Initial accounts given by Iranian officials on the reason the Ukrainian airline plane crashed included technical aircraft problems, ruling out the possibility that one of Iran's own missiles may have brought the plane down. On Saturday morning however, many Iranian expats, between 6000-10,000 of us who live here in New Zealand, realised that the worst had in fact occurred.
Following international pressure for a full investigation of events leading up to the tragic event - and an unverified video footage showing a missile hitting a passenger plane - in the early hours on January 11, the Iranian officials finally announced preliminary internal investigations by armed forces reveal "human error at time of crisis caused by US adventurism led to the disaster". The plane was shot down by Iran's very own military by mistake.
Most Iranians, including myself, have very strong family bonds and ties with our home country where our families live and are proud of our cultural heritage. In this sense, the victims of this tragic crash were no different from many other members of the Iranian community who live here in New Zealand.

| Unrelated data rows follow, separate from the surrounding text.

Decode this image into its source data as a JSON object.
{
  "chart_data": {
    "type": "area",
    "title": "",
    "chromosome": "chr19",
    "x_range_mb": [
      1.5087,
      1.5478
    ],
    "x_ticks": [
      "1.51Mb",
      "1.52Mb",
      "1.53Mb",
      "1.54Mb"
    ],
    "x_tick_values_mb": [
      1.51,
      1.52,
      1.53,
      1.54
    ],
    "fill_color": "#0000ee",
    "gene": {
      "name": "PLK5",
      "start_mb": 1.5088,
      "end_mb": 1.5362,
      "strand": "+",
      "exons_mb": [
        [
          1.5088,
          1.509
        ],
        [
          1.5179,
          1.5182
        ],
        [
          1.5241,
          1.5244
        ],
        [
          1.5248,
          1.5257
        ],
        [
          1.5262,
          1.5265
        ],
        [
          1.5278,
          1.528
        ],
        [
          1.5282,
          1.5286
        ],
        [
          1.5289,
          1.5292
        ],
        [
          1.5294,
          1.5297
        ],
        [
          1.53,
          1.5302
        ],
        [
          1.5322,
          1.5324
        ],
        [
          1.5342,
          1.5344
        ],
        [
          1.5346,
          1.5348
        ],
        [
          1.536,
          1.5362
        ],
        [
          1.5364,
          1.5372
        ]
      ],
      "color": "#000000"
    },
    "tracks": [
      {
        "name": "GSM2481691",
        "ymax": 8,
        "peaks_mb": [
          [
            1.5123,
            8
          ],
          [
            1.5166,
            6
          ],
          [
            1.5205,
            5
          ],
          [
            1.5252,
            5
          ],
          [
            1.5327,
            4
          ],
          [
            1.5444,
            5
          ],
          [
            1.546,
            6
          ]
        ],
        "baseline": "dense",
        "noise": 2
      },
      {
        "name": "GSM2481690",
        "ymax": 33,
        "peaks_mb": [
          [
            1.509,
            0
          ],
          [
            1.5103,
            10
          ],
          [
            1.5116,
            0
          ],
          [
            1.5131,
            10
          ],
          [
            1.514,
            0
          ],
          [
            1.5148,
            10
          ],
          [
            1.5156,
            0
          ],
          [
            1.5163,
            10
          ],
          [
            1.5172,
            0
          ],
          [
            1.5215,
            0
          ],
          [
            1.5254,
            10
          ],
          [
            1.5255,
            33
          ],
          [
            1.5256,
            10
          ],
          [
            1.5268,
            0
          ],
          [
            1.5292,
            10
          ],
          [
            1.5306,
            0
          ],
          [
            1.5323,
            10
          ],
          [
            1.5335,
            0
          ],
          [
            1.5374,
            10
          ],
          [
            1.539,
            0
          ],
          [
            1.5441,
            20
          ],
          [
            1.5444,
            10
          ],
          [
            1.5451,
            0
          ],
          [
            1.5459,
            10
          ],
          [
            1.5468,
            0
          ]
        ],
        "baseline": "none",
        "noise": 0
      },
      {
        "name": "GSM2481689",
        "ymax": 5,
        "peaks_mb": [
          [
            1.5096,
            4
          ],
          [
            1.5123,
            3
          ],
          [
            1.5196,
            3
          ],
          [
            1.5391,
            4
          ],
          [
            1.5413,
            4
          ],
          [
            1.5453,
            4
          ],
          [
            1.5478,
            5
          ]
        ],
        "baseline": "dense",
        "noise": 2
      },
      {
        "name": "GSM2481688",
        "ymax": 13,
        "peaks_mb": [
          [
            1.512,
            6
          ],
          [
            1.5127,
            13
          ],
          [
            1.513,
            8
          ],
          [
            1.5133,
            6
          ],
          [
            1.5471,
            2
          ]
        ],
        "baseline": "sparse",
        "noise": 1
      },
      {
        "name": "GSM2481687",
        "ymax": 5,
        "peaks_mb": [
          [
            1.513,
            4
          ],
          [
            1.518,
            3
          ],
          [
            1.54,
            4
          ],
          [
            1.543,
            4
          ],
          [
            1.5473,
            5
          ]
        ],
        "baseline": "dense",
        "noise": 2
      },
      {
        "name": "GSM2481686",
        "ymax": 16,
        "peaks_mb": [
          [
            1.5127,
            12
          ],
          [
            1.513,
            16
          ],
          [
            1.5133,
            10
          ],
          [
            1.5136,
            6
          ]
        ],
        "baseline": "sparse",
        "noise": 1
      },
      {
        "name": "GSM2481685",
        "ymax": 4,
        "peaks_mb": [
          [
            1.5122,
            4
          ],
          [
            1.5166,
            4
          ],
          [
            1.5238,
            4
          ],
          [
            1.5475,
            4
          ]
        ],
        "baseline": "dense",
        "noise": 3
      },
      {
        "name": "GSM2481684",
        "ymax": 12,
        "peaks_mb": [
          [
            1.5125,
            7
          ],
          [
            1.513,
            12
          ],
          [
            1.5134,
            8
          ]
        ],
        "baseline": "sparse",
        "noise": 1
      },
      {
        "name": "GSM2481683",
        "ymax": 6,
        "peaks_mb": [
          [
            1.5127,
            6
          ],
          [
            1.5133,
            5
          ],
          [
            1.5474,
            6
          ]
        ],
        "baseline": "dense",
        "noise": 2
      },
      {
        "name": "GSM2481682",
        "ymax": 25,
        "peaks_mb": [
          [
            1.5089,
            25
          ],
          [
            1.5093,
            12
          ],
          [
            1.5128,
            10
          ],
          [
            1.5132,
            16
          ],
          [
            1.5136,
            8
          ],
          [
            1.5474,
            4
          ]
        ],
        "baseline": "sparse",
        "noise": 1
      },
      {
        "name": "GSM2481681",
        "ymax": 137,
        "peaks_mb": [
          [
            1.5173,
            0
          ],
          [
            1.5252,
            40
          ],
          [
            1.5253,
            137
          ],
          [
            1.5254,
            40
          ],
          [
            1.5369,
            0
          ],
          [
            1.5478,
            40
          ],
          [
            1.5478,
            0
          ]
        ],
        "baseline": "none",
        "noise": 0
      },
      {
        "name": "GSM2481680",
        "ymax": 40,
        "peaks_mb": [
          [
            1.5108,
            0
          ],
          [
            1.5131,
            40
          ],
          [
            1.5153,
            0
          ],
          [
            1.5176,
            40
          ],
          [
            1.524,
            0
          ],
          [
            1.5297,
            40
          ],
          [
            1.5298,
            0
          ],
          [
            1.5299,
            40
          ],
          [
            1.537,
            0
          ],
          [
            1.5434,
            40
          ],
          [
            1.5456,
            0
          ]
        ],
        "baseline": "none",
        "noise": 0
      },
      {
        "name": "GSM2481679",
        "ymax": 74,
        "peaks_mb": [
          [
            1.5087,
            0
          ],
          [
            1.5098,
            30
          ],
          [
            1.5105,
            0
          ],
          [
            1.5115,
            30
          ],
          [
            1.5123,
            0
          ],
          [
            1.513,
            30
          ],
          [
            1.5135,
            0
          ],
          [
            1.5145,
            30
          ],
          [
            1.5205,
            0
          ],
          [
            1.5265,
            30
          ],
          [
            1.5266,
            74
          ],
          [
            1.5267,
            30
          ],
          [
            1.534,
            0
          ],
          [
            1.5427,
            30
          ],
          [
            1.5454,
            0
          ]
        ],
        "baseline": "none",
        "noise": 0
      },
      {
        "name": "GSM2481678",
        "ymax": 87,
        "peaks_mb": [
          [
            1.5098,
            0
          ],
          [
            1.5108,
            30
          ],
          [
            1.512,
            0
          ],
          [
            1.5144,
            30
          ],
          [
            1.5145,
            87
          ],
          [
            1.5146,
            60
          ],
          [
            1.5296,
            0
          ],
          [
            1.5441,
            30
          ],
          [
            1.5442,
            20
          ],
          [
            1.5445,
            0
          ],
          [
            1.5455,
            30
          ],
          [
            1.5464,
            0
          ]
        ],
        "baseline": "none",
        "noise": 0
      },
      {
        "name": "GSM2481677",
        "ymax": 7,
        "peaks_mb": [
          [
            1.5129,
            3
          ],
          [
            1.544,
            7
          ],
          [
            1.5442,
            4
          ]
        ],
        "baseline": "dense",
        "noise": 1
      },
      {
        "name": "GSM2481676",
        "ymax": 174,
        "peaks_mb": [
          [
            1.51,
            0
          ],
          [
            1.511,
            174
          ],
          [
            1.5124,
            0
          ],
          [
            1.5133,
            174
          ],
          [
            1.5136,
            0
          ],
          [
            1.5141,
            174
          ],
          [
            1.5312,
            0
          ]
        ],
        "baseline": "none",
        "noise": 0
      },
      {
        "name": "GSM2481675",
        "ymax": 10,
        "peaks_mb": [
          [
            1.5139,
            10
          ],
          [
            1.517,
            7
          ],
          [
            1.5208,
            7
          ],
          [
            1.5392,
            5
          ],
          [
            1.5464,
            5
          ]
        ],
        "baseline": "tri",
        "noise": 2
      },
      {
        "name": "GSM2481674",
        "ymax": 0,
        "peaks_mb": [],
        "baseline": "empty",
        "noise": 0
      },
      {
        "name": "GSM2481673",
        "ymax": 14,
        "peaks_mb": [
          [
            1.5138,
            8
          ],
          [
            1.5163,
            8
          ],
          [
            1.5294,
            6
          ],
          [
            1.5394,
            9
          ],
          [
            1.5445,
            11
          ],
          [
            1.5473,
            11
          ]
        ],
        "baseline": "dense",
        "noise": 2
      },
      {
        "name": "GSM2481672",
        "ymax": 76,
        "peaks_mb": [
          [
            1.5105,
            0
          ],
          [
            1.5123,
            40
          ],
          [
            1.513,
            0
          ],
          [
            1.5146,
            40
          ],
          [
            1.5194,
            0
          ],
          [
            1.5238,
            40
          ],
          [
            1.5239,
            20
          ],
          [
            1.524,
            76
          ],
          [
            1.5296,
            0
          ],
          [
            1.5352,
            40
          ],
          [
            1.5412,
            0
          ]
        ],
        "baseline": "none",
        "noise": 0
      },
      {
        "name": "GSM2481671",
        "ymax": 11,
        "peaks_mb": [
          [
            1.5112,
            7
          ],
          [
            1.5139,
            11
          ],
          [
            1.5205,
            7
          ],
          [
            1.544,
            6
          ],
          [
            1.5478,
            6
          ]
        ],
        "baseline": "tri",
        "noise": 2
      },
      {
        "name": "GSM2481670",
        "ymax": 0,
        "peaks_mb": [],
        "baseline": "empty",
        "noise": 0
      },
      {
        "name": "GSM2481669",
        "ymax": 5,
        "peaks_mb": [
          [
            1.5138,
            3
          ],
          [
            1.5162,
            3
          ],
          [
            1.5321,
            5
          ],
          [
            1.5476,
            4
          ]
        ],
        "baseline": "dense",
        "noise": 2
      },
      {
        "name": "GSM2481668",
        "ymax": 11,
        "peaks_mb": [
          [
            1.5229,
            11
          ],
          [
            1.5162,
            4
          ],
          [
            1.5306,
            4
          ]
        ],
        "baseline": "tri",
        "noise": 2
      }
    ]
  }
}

They were visiting home to see family members during the Christmas holidays. Since hearing this news, many of us are struggling to grasp how in a country where inflation is at its ultimate highest, lives seems seem to be the cheapest and least worthy.
We are infuriated, deeply saddened and in a state of absolute shock.
We not only lost valuable innocent lives, we lost a wealth of experience, skills and expertise. Reports have said most who died were predominantly academics, general physicians, dentists, scientists, PhD and masters' candidates, professionals in Canada. Predominantly they were people who had migrated in pursuit of knowledge and higher education. We lost our prodigies. We lost the critics and conscience of societies.
In Iranian culture, grieving is never done alone but rather as one big family and over an extensive period. Over the next couple of weeks, Iranian organisations and community groups in all major cities in New Zealand and around the world are organising support groups and sessions giving the community the opportunity to grief and console. For those grieving, these sessions may provide some relief.
Most Iranians born in the 1980s have learned to be very strong and resilient. We have had to be, under the constant shadow of the threat of war; crushing international sanctions where we watch the devaluation of our currency before our eyes; and bear/hear news of our politically-active youth who are either oppressed or arrested.
But right now, we feel angered, heartbroken and tired and look for justice and accountability by those who directly or indirectly brought about this catastrophic national tragedy.
Now more than ever, we are in grief and in need of truth and transparency for closure. We grieve and wait with a glimpse of hope and whole lot of dread, as the politicians play the blame game.
We already fear what history has repeatedly shown us. Whether that be through loss of lives, or through a new series of suffocating sanctions and debts, it is the people who end up paying for the cost of this national and international tragedy.
• Nadia Sal is an Iranian-born, Wellington based researcher and former community leader.